The time required for a player to make up what he has missed in practice may vary according to each player's ability and experience. Therefore, it will be left up to the team coach to decide how much to utilize any given player during the course of the game.
This method is fair in that it can be applied equally to all players. Other options, such as restricting game time, may have an unequal effect on starters and bench players. Further, the team is not penalized by missing a valued player in its next game because the debt for the earlier, minor offense is already paid and forgiven.
Excused Absence from a Team Event
An excused absence (or excused late arrival/early departure) is one whose reason is accepted by the head coach and/or the team coach, and may cover situations like injury, family event or school function. Prerequisites for an excused absence include permission granted ahead of time by the coach and acknowledgement by the player's parent. For example, a player who arrives at a team event and explains that the reason he missed yesterday's practice was to finish a homework assignment will not be excused for the absence. The player has an obligation to call a coach before the practice is missed. The coach may choose to contact the parent to confirm the player's explanation before allowing the player to participate.

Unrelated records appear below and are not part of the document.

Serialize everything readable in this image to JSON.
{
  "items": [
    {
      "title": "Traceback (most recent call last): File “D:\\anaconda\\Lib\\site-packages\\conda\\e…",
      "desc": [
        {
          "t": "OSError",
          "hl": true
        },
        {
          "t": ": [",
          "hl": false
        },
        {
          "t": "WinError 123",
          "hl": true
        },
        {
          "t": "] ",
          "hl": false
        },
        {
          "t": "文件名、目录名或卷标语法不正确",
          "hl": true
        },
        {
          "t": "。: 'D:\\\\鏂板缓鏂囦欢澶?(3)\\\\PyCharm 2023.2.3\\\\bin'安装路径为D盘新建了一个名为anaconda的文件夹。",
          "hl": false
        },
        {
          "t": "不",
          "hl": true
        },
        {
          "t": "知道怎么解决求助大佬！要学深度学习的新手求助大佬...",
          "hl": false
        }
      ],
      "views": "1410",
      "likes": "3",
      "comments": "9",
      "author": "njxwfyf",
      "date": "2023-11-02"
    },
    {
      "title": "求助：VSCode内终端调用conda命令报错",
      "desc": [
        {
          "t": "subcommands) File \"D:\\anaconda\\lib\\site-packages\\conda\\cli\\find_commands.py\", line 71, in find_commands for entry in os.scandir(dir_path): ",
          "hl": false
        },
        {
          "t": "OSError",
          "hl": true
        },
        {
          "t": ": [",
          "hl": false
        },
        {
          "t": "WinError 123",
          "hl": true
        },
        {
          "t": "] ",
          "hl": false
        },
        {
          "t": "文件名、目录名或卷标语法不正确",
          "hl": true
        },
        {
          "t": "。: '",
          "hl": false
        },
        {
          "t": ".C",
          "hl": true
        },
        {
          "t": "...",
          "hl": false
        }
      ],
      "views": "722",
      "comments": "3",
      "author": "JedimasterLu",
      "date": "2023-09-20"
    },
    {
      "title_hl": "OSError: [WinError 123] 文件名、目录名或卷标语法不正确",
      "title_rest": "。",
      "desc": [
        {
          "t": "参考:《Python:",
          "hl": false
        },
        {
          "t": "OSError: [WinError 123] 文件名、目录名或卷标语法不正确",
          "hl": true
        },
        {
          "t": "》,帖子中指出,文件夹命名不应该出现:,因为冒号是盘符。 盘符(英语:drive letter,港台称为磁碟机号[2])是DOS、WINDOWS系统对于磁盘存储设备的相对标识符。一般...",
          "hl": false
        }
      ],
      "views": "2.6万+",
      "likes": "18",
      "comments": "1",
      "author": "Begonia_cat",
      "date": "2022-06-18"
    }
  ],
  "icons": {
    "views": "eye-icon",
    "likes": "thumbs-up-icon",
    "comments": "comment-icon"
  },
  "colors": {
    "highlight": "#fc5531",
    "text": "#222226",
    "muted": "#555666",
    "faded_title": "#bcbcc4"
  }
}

The reason this is covered in the disciplinary policy is because absence from scheduled activities is detrimental to the team's purpose. Players are expected to make a full commitment to attend all team events during the season. Sometimes the needs of family or demands of schoolwork will take precedent above basketball and those will be respected as an excused absence. Nonetheless, playing time may or may not be diminished until the player has caught up with his teammates. The team's head coach will allocate subsequent playing time in the best interest of the team.
Any player who is compelled to dispute disciplinary action must arrange a time outside of games and practices to privately discuss the situation with his team coach and the head coach. After the case is reviewed the head coach's decision is final.
Parents who feel they must be an advocate for the student are encouraged to take these steps to escalate the issue:
I have read the South Anchorage High School Boys Basketball Disciplinary Policy and agree to abide by its rules. My behavior will demonstrate the values of trust, respect and unity as I represent the program.